Je ne recevrai de réponse à aucune de mes questions. Je devrai me contenter de m’entendre rappeler que chez Harper’s Bazaar, ils «attachent beaucoup d’importance» à ce que leurs articles ne contiennent pas d’erreurs et de voir mon attention attirée sur le fait qu’ils m’ont déjà rendu un fier service en retirant de leur site web leurs propres divagations. Et de conclure en me demandant de bien vouloir «respecter» le fait que ce problème sera résolu «en interne». «Pour que les choses soient claires, comme indiqué dans le mail précédent, les recherches ont été bâclées, je vais corriger les erreurs avec le rédacteur et vous redemande de bien vouloir respecter cela.»
«Sachez que nous prenons ce dossier au sérieux, mais que l’erreur est humaine», m’assure-t-on dans un autre mail.
L’erreur est humaine, certes, mais le fait est, bien évidemment, que le travail dont question ici ne porte guère la griffe de l’espèce humaine. Je peux comprendre que quelqu’un rédige un mauvais résumé d’un livre ou qu’un travailleur freelance chargé d’élaborer une telle liste n’ait pas le temps de tout lire en entier, mais je trouve étrange, et même carrément problématique, qu’un grand magazine de mode ressente le besoin de publier une liste des meilleurs livres alors que personne ne prendra la peine de lire les quatrièmes de couverture des ouvrages en question.

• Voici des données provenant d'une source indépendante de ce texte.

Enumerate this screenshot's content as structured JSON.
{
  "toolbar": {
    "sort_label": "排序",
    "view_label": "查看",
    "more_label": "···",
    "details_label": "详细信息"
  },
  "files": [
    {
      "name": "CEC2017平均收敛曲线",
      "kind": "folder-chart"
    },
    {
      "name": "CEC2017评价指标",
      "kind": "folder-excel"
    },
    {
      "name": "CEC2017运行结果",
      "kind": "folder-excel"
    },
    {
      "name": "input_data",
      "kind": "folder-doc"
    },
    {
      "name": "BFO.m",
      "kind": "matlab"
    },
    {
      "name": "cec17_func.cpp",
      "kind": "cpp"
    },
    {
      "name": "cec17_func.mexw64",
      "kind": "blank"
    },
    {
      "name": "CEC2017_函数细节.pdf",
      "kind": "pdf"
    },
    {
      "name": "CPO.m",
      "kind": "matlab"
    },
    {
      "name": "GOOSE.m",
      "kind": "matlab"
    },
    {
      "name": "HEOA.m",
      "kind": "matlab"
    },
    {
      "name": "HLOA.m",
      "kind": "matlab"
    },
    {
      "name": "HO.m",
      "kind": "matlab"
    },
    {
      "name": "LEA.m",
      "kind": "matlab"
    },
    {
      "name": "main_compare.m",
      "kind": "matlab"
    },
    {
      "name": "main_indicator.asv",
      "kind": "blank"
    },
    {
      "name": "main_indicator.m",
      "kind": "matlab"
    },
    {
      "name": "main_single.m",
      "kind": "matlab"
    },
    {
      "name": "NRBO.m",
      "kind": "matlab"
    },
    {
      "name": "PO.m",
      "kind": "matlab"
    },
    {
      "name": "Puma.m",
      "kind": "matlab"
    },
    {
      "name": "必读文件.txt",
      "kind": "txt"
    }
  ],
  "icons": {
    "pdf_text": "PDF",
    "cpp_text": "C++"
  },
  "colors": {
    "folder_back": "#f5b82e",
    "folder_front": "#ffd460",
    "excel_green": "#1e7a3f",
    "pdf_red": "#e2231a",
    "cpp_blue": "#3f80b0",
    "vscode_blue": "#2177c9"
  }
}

L’erreur est humaine, certes, mais le fait est, bien évidemment, que le travail dont question ici ne porte guère la griffe de l’espèce humaine
Ce n’est qu’une semaine plus tard que la managing editor de Harper’s Bazaar –une revue tirée à 25 000 exemplaires aux Pays-Bas et avec un «engagement social», à en croire son site web– enverra la rectification annoncée. C’est du moins le terme qu’elle emploiera car ce qu’elle enverra n’a rien à voir avec une rectification: c’est le même top 5, la seule différence étant que, cette fois-ci, les résumés sont cohérents. Rien au sujet de l’ancienne version de l’article, pas d’avis d’erreur ni de mot d’excuse: c’est comme s’il ne s’était rien passé!

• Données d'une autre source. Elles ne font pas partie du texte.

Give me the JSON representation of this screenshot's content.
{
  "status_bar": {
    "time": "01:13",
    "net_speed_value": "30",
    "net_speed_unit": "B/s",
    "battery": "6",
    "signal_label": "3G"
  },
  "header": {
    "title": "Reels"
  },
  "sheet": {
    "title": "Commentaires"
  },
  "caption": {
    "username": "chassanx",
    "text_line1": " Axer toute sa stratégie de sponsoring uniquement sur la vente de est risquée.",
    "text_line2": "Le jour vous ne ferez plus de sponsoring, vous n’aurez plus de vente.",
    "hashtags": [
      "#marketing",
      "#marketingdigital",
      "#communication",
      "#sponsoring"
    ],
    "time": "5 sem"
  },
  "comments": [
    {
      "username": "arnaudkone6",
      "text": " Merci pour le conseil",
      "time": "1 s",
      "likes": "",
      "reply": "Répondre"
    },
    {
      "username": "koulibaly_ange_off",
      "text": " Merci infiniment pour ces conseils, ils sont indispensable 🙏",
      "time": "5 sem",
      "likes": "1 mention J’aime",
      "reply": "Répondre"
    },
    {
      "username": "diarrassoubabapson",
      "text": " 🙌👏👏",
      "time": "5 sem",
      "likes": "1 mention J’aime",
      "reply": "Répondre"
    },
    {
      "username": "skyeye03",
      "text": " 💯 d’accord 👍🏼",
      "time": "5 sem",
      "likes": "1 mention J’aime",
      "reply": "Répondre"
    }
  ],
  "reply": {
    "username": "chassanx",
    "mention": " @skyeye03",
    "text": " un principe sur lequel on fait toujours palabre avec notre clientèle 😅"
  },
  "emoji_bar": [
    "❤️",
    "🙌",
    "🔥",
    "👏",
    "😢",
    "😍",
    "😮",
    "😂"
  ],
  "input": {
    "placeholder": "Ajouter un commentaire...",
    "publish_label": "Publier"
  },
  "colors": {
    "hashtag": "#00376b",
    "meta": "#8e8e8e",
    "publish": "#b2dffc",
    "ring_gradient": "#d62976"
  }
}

Je découvre sur internet que la journaliste concernée a entretemps écrit une multitude de nouveaux articles pour Harper’s Bazaar. Mais toujours pas la moindre rectification à l’horizon. Sur le site, un slogan s’affiche: pour ceux qui osent rêver.
Une liste de livres erronée dans un magazine de mode, est-ce vraiment si grave, vous demanderez-vous? Eh bien oui, toute cette histoire est des plus fâcheuses!

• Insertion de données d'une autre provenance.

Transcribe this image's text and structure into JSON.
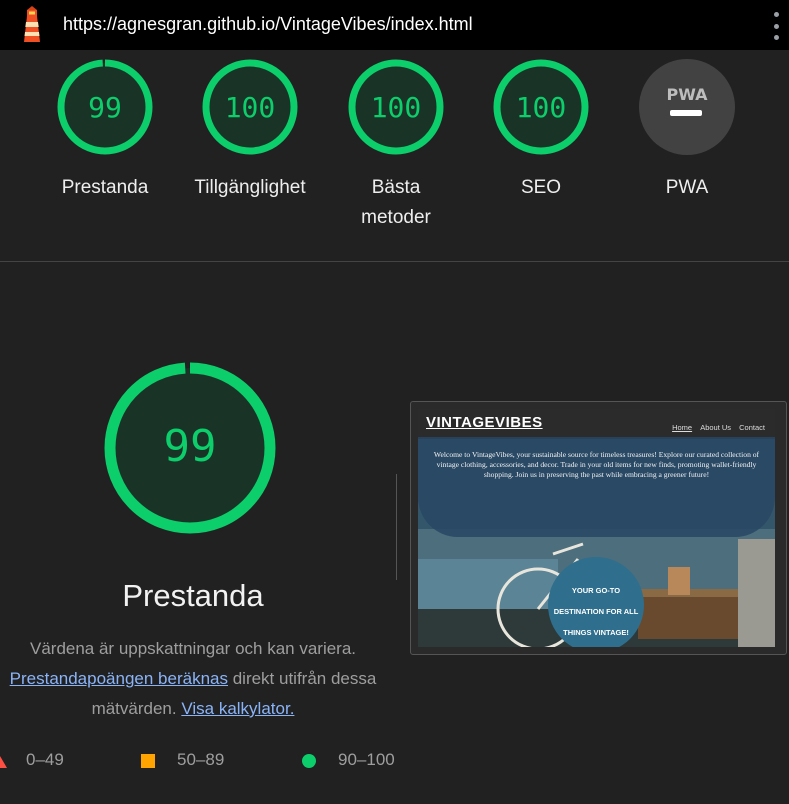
{
  "browser": {
    "url": "https://agnesgran.github.io/VintageVibes/index.html",
    "logo_icon": "lighthouse-icon",
    "menu_icon": "kebab-menu-icon"
  },
  "gauges": [
    {
      "score": "99",
      "label_lines": [
        "Prestanda"
      ],
      "type": "score"
    },
    {
      "score": "100",
      "label_lines": [
        "Tillgänglighet"
      ],
      "type": "score"
    },
    {
      "score": "100",
      "label_lines": [
        "Bästa",
        "metoder"
      ],
      "type": "score"
    },
    {
      "score": "100",
      "label_lines": [
        "SEO"
      ],
      "type": "score"
    },
    {
      "score": "PWA",
      "label_lines": [
        "PWA"
      ],
      "type": "pwa"
    }
  ],
  "performance": {
    "score": "99",
    "title": "Prestanda",
    "desc_text_1": "Värdena är uppskattningar och kan variera.",
    "link_1": "Prestandapoängen beräknas",
    "desc_text_2": " direkt utifrån dessa mätvärden.",
    "link_2": "Visa kalkylator."
  },
  "legend": {
    "fail": "0–49",
    "average": "50–89",
    "pass": "90–100"
  },
  "screenshot": {
    "site_title": "VINTAGEVIBES",
    "nav": [
      "Home",
      "About Us",
      "Contact"
    ],
    "hero_text": "Welcome to VintageVibes, your sustainable source for timeless treasures! Explore our curated collection of vintage clothing, accessories, and decor. Trade in your old items for new finds, promoting wallet-friendly shopping. Join us in preserving the past while embracing a greener future!",
    "badge_lines": [
      "YOUR GO-TO",
      "DESTINATION FOR ALL",
      "THINGS VINTAGE!"
    ]
  },
  "colors": {
    "pass": "#0cce6b",
    "average": "#ffa400",
    "fail": "#ff4e42",
    "background": "#212121",
    "topbar": "#000000"
  }
}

En début d’année, la décision de Mark Zuckerberg de se passer dorénavant de fact checkers pour son entreprise Meta a suscité une vague d’indignation. Une désapprobation justifiée, car Facebook et Instagram connaîtront ainsi la même évolution que X, devenu aujourd’hui un déversoir public pour la désinformation la plus bête et méchante.
Dans un tel contexte, journaux et magazines ont un rôle essentiel à jouer et ce rôle revient à faire exactement l’inverse de Harper’s Bazaar.
Ni expliquer ce qui s’est passé, ni se confondre en excuses. Se dissimuler derrière des commentaires creux et impersonnels, et reprocher si possible un manque de «respect» à la personne qui prend la peine de vous interpeller. Ne rien modifier tant que vos inepties ne sont pas démasquées et même alors, rectifier le tir en toute discrétion.
Toutes ces attitudes contribuent à vider encore davantage la vérité de sa substance, un processus qui génère déjà des conséquences dramatiques à l’échelle mondiale. Et c’est ainsi que l’humanité régresse, toujours plus, et que l’heure du déclin se rapproche.